"And if not a coward why does he sit on the hearth among women and old men in times like these? Grieved am I to hear a daughter of mine speak in defence of one who is a vagabond and a stealer of other men's horses!"
The girl's eyes flashed angrily, but she answered not a word.
"Hold your tongue, woman, and accuse no man of crimes," spoke Gregory. "Let every Christian take proper care of his animals; and as for the infidel's horses, he is a virtuous man that steals them. The girl speaks truth; the Niño is no coward, but he fights not with our weapons. The web of the spider is coarse and ill-made compared with the snare he spreads to entangle his prey." Thus fixing his eyes on the face of the girl who had spoken, he added; "therefore be warned in season, my daughter, and fall not into the snare of the Niño Diablo."
Again the girl blushed and hung her head.
At this moment a clatter of hoofs, the jangling of a bell, and shouts of a traveller to the horses driven before him, came in at the open door. The dogs roused themselves, almost overturning the children in their hurry to rush out; and up rose Gregory to find out who was approaching with so much noise.
"I know, papita," cried one of the children. "It is Uncle Polycarp."
"You are right, child," said her father. "Cousin Polycarp always arrives at night, shouting to his animals like a troop of Indians." And with that he went out to welcome his boisterous relative.
The traveller soon arrived, spurring his horse, scared at the light and snorting loudly, to within two yards o£ the door.
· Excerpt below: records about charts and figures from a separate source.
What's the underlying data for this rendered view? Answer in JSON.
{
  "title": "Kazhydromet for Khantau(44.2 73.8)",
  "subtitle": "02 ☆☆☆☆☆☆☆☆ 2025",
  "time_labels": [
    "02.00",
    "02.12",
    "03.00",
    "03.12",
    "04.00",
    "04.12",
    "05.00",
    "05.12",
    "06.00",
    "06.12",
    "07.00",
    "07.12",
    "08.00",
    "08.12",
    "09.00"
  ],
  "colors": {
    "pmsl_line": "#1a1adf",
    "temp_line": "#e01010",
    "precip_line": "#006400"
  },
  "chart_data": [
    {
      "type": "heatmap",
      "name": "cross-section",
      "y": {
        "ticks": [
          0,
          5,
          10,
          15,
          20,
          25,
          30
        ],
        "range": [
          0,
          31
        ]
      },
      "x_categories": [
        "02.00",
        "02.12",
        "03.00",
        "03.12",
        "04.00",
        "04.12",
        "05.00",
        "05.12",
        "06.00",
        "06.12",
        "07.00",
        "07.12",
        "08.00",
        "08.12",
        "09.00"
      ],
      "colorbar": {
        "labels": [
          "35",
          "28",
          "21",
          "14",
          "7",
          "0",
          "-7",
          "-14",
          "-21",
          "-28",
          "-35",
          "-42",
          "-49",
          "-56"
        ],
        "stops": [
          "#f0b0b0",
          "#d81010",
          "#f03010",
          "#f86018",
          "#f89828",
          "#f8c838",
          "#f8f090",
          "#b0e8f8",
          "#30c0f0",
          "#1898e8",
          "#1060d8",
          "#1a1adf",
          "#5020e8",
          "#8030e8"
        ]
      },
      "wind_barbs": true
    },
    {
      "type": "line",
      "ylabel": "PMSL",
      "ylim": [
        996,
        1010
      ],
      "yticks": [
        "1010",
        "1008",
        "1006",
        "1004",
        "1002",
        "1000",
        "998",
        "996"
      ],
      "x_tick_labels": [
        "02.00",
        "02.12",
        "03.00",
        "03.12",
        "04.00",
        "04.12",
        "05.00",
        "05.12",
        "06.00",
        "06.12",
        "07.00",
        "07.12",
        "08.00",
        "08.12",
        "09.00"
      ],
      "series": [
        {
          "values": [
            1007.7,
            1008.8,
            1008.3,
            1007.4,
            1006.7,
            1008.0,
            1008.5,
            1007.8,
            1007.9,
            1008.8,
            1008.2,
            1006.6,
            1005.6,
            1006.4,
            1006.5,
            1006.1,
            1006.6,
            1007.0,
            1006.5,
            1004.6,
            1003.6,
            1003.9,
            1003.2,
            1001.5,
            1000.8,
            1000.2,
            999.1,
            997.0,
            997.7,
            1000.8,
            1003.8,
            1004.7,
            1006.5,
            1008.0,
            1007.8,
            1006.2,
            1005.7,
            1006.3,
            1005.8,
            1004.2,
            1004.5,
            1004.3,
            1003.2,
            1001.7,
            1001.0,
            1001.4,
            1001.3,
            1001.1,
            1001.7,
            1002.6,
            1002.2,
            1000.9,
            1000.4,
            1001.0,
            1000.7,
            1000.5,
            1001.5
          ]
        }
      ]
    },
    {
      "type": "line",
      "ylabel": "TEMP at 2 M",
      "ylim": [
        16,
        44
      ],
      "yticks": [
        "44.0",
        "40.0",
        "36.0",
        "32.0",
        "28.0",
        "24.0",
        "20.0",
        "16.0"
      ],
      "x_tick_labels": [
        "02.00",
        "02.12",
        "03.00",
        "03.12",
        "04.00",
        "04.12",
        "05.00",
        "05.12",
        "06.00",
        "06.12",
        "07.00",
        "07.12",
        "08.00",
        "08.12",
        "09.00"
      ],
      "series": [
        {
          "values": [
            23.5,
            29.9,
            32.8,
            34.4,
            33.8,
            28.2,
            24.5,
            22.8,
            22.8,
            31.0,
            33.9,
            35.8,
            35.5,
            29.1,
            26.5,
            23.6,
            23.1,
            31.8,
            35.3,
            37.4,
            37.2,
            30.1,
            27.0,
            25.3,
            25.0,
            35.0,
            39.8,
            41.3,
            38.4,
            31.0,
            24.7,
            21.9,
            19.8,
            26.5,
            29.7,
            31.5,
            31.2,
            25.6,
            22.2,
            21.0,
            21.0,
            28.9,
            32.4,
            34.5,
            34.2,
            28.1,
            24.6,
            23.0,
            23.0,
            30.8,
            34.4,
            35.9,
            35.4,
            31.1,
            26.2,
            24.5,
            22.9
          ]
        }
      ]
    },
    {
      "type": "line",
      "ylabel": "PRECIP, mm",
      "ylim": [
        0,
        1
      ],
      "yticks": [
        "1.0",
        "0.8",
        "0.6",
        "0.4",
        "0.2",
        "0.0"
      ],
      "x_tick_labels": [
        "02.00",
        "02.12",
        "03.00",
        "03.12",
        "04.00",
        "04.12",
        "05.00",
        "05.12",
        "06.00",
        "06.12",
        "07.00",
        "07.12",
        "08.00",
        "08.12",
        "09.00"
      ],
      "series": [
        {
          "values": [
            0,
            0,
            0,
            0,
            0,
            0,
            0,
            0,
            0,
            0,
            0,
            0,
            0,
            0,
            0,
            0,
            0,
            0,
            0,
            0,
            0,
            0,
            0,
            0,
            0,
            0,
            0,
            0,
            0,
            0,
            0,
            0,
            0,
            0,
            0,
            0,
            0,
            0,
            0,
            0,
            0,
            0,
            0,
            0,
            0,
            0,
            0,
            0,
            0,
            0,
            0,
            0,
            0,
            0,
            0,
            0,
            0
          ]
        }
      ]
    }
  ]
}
In a few minutes the saddle was thrown off, the fore feet of the bell-mare fettered, and the horses allowed to wander away in quest of pasturage; then the two men turned into the kitchen.
A short, burly man aged about fifty, wearing a soft hat thrust far back on his head, with truculent greenish eyes beneath arched bushy eyebrows, and a thick shapeless nose surmounting a bristly moustache—such was Cousin Polycarp. From neck to feet he was covered with a blue cloth poncho, and on his heels he wore enormous silver spurs that clanked and jangled over the floor like the fetters of a convict. After greeting the women and bestowing the avuncular blessing on the children, who had clamoured for it as for some inestimable boon—he sat down, and flinging back his poncho displayed at his waist a huge silver-hilted knife and a heavy brass-barelled horse-pistol.
"Heaven be praised for its goodness, Cousin Magdalen," he said. "What with pies and spices your kitchen is more fragrant than a garden of flowers. That's as it should be, for nothing but rum have I tasted this bleak day. And the boys are away fighting, Gregory tells me. Good! When the eaglets have found out their wings let them try their talons. What, Cousin Magdalen, crying for the boys! Would you have had them girls?"